Development of federal guidance for evaluation, extent of testing, and remediation of anthrax-contaminated private buildings is needed, but we must acknowledge that the guidance would be consensus driven and not based strictly on an extensive scientific foundation, given the experience of 2001 indoor environmental contaminations, gaps in knowledge and the conclusions of the NRC report. Although fumigation is the gold standard of remediation, it, too, may not be absolutely effective or practical because of the scale of contamination, which must be recognized in any risk communication plan. New York City's 2006 communication activities and the NRT report outline what is required to ensure that all stakeholders are regularly informed and updated about real and perceived risks of disease before, during, and after the cleanup process. Not everyone will accept the decisions that are made and a robust risk communication plan is essential to minimize initial and lingering concerns.

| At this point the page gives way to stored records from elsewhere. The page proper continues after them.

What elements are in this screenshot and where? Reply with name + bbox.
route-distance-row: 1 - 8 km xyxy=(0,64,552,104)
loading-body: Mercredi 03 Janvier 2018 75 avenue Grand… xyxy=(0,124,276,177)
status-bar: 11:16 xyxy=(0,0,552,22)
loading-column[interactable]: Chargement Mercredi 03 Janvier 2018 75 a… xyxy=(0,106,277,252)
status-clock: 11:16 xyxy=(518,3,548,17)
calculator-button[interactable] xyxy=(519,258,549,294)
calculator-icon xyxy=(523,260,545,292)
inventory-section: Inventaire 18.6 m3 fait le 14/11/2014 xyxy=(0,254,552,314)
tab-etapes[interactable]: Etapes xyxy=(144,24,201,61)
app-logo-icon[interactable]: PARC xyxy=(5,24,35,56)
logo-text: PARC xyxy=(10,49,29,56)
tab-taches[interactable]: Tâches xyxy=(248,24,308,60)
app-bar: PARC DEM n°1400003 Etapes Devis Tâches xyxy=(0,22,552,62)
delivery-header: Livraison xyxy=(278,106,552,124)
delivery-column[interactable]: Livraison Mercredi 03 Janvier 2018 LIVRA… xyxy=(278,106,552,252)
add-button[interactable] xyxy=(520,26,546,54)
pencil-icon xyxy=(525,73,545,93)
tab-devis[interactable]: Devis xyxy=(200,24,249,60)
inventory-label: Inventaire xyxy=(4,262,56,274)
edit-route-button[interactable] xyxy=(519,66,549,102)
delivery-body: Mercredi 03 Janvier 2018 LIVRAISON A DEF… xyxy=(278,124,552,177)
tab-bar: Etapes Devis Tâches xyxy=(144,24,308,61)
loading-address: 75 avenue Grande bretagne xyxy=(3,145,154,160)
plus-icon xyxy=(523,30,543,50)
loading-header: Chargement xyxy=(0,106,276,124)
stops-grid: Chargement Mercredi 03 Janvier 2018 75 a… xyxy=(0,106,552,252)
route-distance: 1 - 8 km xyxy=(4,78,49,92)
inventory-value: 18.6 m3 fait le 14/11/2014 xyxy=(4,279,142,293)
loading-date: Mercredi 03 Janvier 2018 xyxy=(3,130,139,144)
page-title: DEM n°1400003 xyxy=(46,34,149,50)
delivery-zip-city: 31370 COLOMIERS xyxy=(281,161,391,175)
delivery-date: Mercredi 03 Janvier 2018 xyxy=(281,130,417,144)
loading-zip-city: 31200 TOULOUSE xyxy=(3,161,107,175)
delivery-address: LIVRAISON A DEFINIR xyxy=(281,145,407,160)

A recent case of gastrointestinal anthrax in a woman who participated in a community drum session in New Hampshire, where at least 2 of 66 drums used in the ceremony were contaminated, underscores the environmental risk of using contaminated drums.13 These incidents underscore the importance of the precautionary principle in environmental health14 and the hierarchy of controls in protecting workers. The most important measure in protecting workers and the environment is to use safer materials, wherever possible. Personal protective equipment, if used properly, would offer some degree of protection to the individual working with contaminated hides, but it surely does not prevent environmental contamination, as evidenced in both of these incidents. Safe working practices also might prevent disease and environmental contamination but, too often, even with education about the hazards, people violate their own rules, as in the 2007 incident in Connecticut. The consequences of these failures include self-inflicted infection, bystander disease, public alarm, and a complicated and expensive public health response.


To prevent further incidents as described in this issue, a federal ban on importing untreated raw hides from West Africa and other potential sources, as has been done from Haiti, would be the most protective approach to prevent future incident cases and the public health responses they trigger. Although federally developed guidelines are needed to guide the remediation of an anthrax-contaminated private facility, it is not a substitute for a regulatory measure to prevent the importation of contaminated hides or other products. As the saying goes, an ounce of prevention is worth a pound of cure (or remediation).